KOMMENTAR VON BERT SCHULZ ZUR WAHL DES NACHFOLGERS VON KLAUS WOWEREIT
: Langweilig, und das ist gut so

In Deutschland hatten sich viele Menschen an eine Type wie Wowereit gewöhnt

Der neue Regierende Bürgermeister von Berlin heißt Michael Müller, und er trägt eine randlose Brille. Das ist zu guten Teilen sein Programm. Und zu nicht geringen Teilen sein Problem.

Müller wurde laut dem am Samstag verkündeten Ergebnis von den Berliner SPD-Mitgliedern zum Nachfolger von Klaus Wowereit gewählt. Er ist so ziemlich genau dessen Gegenteil: Wowereit stand für Glamour, für Weltstadt und für Großkotzigkeit, sprich für jene Sozialdemokraten, die es zu etwas gebracht und die abgehoben haben. Müller ist einer der SPDler, die es zu etwas brachten, aber auf dem Boden blieben, zumindest bisher. Arbeit, von der man leben kann, eine bezahlbare Wohnung, einen Kiez, in dem man sich zu Hause fühlt – das verkörpert Müller in fast allen Facetten.

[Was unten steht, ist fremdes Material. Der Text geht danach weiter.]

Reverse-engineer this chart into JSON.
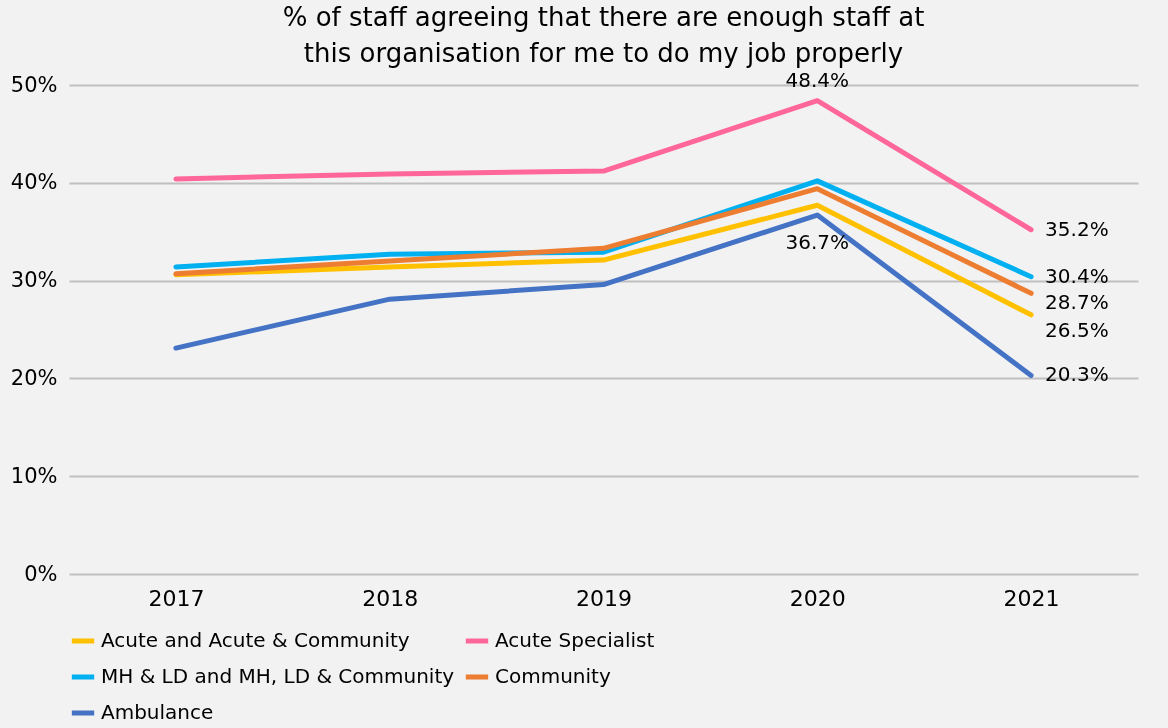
{
  "chart_data": {
    "type": "line",
    "title": "% of staff agreeing that there are enough staff at this organisation for me to do my job properly",
    "categories": [
      "2017",
      "2018",
      "2019",
      "2020",
      "2021"
    ],
    "ylim": [
      0,
      50
    ],
    "yticks": [
      {
        "value": 0,
        "label": "0%"
      },
      {
        "value": 10,
        "label": "10%"
      },
      {
        "value": 20,
        "label": "20%"
      },
      {
        "value": 30,
        "label": "30%"
      },
      {
        "value": 40,
        "label": "40%"
      },
      {
        "value": 50,
        "label": "50%"
      }
    ],
    "grid": "y",
    "legend": "bottom",
    "marker": "none",
    "line_style": "solid",
    "series": [
      {
        "name": "Acute and Acute & Community",
        "color": "#ffc000",
        "values": [
          30.6,
          31.4,
          32.1,
          37.7,
          26.5
        ],
        "value_labels": [
          null,
          null,
          null,
          null,
          "26.5%"
        ]
      },
      {
        "name": "Acute Specialist",
        "color": "#ff6699",
        "values": [
          40.4,
          40.9,
          41.2,
          48.4,
          35.2
        ],
        "value_labels": [
          null,
          null,
          null,
          "48.4%",
          "35.2%"
        ]
      },
      {
        "name": "MH & LD and MH, LD & Community",
        "color": "#00b0f0",
        "values": [
          31.4,
          32.7,
          32.9,
          40.2,
          30.4
        ],
        "value_labels": [
          null,
          null,
          null,
          null,
          "30.4%"
        ]
      },
      {
        "name": "Community",
        "color": "#ed7d31",
        "values": [
          30.7,
          32.0,
          33.3,
          39.4,
          28.7
        ],
        "value_labels": [
          null,
          null,
          null,
          null,
          "28.7%"
        ]
      },
      {
        "name": "Ambulance",
        "color": "#4472c4",
        "values": [
          23.1,
          28.1,
          29.6,
          36.7,
          20.3
        ],
        "value_labels": [
          null,
          null,
          null,
          "36.7%",
          "20.3%"
        ]
      }
    ]
  }
}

Als dröge beschrieben ihn deswegen die einen, als langweilig viele andere. Für Müller war der Nachfolgewahlkampf vor der Parteibasis auch ein Kampf gegen sein Image. Die Genossen konnte er überzeugen; leidenschaftlich und teils selbstironisch hat er für sich geworben. Nun bleiben ihm knapp zwei Jahre, um auch die Berliner von sich zu überzeugen; im Herbst 2016 sind Wahlen zum Abgeordnetenhaus. Das wird schwieriger.

Die Wahlen sind der Grund, warum man sich Müllers Namen bundesweit merken sollte: Auch wenn der 49-Jährige von der Art her ein Bürokrat und darin vielen anderen Ministerpräsidenten ähnlich ist – er leitet künftig nicht irgendein Bundesland, sondern die Hauptstadt. Nicht nur deren Bewohner, sondern viele Bundesbürger hatten sich an eine Type wie Wowereit gewöhnt. Berlin und Wowereit, das war eins in den vergangenen 13 Jahren. Allerdings hat der „Und das ist auch gut so“-Mann zuletzt ein Erbe angehäuft, das Müller wohl am liebsten ausschlagen würde: den Pannenflughafen BER; eine dramatische Lage auf dem Wohnungsmarkt, die eigentlich eine Schande ist für überzeugte Sozialdemokraten; Schulden in weiterhin astronomischer Höhe; eine Koalition mit der CDU, die bei vielen SPDlern Juckreiz erzeugt, weil die Konservativen wenig tun und dennoch in Umfragen führen.

Nach der Ära Wowereit muss etwas Neues kommen. Müller steht da vor einem Spagat: Er soll Kontinuität wahren – dafür wurde er von der Basis gewählt – und gleichzeitig Aufbruch verkörpern. Einen Aufbruch, der tatsächlich eher ein Schritt zurück ist zu den Berlinerinnen und Berlinern, zu ihren Sorgen in einer rapide wachsenden Stadt. Als Symbol taugt Müller auf jeden Fall dazu. Es wird sich zeigen, ob seine Politik dem auch entspricht.